The move is to plug the regulatory arbitrage that exists between those taking the p-note and segregated portfolio routes vis-à-vis the regular FPI route. It also aims to address concerns around multiple levels of leverage during the use of derivatives by ODIs, even though it is only for hedging purposes.
Sources said the ban on derivatives, if implemented, could impact outstanding investments worth Rs 3,000 crore. The regulator has proposed that existing derivatives exposure of p-notes will be required to be redeemed within a year once these proposed norms are made effective.

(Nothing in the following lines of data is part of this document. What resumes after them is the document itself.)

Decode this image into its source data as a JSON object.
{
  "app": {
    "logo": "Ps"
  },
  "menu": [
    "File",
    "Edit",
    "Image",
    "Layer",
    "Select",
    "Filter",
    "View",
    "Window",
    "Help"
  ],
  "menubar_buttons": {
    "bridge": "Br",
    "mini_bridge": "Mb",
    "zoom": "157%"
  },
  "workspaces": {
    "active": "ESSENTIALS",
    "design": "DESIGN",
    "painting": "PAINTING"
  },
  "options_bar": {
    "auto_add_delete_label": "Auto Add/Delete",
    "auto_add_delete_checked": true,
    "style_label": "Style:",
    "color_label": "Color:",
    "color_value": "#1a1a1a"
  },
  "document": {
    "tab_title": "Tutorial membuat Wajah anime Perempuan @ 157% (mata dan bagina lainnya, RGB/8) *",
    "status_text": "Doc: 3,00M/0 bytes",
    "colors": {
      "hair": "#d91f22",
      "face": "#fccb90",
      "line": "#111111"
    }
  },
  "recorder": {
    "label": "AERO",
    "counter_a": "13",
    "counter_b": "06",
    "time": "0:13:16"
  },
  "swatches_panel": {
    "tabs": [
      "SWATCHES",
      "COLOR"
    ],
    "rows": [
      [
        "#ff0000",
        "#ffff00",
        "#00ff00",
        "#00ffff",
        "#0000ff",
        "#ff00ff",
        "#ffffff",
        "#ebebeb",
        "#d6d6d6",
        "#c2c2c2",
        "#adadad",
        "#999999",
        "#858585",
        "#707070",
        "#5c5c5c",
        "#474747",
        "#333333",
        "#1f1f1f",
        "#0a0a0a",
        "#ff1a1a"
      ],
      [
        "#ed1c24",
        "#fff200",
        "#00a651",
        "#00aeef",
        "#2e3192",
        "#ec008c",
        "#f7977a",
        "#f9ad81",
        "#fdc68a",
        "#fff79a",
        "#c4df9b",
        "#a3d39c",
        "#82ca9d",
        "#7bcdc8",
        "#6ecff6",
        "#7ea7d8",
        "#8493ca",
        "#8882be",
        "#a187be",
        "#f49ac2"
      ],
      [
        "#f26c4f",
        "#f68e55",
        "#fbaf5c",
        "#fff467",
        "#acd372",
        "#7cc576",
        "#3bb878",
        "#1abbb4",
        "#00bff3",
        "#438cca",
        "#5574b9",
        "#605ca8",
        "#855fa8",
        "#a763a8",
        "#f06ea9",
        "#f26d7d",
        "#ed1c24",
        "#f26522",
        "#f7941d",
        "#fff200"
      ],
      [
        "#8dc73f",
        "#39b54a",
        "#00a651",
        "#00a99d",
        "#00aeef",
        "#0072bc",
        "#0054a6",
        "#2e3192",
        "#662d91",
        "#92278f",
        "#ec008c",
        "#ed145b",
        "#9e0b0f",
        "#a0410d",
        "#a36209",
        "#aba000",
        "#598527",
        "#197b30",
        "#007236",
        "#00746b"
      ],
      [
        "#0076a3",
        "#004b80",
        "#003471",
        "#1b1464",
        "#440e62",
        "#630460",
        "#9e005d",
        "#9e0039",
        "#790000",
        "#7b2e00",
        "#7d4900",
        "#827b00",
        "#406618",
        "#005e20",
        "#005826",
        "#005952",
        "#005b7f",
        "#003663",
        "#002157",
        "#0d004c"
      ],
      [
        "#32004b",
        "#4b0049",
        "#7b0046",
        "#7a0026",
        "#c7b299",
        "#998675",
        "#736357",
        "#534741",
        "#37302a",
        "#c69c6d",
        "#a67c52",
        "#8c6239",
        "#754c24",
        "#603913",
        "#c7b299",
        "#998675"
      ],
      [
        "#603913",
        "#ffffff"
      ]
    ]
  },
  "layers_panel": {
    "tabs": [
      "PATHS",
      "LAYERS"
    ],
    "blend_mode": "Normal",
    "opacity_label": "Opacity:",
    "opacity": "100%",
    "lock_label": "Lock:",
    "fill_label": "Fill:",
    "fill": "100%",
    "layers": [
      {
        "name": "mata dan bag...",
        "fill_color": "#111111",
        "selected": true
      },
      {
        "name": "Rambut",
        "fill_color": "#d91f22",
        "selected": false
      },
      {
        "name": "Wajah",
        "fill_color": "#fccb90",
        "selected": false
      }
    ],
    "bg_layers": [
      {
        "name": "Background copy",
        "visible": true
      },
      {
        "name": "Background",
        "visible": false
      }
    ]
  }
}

In a discussion paper, Sebi has said it has observed in recent years that several FPIs had high exposure to a single company or group. The regulator said this raises concerns of possible misuse of the FPI route to circumvent regulatory requirements such as the 25 per cent minimum public shareholding or preventing the open offer trigger. To address this issue, Sebi in August 2023 made additional disclosures for FPIs with over 50 per cent of their equity holdings in a single group. However, this requirement is not applicable to p-notes. “This enables a foreign investor to potentially get around the granular disclosure obligations by taking exposure through the ODI route,” Sebi has said in a paper. Similarly, FPIs that operate segregated portfolios also enjoy similar regulatory arbitrage as under the August circular, the concentration criteria and disclosure requirements in case of a breach of concentration criteria are applied at the fund level and not at each segregated portfolio level.
The regulator has now proposed that the disclosure requirements specified under the August circular be made applicable directly to p-notes and segregated portfolios of FPIs.
P-notes are used by overseas funds that want exposure to Indian markets without going through the complexities of direct registration with Sebi. Prior to 2008, this route was very popular among foreign investors, with as much as half of the inflows into the Indian markets coming through the p-note route. However, the regulatory tightening over the years dimmed their popularity. As of May 2024, less than 2 per cent of outstanding FPI assets came through this route.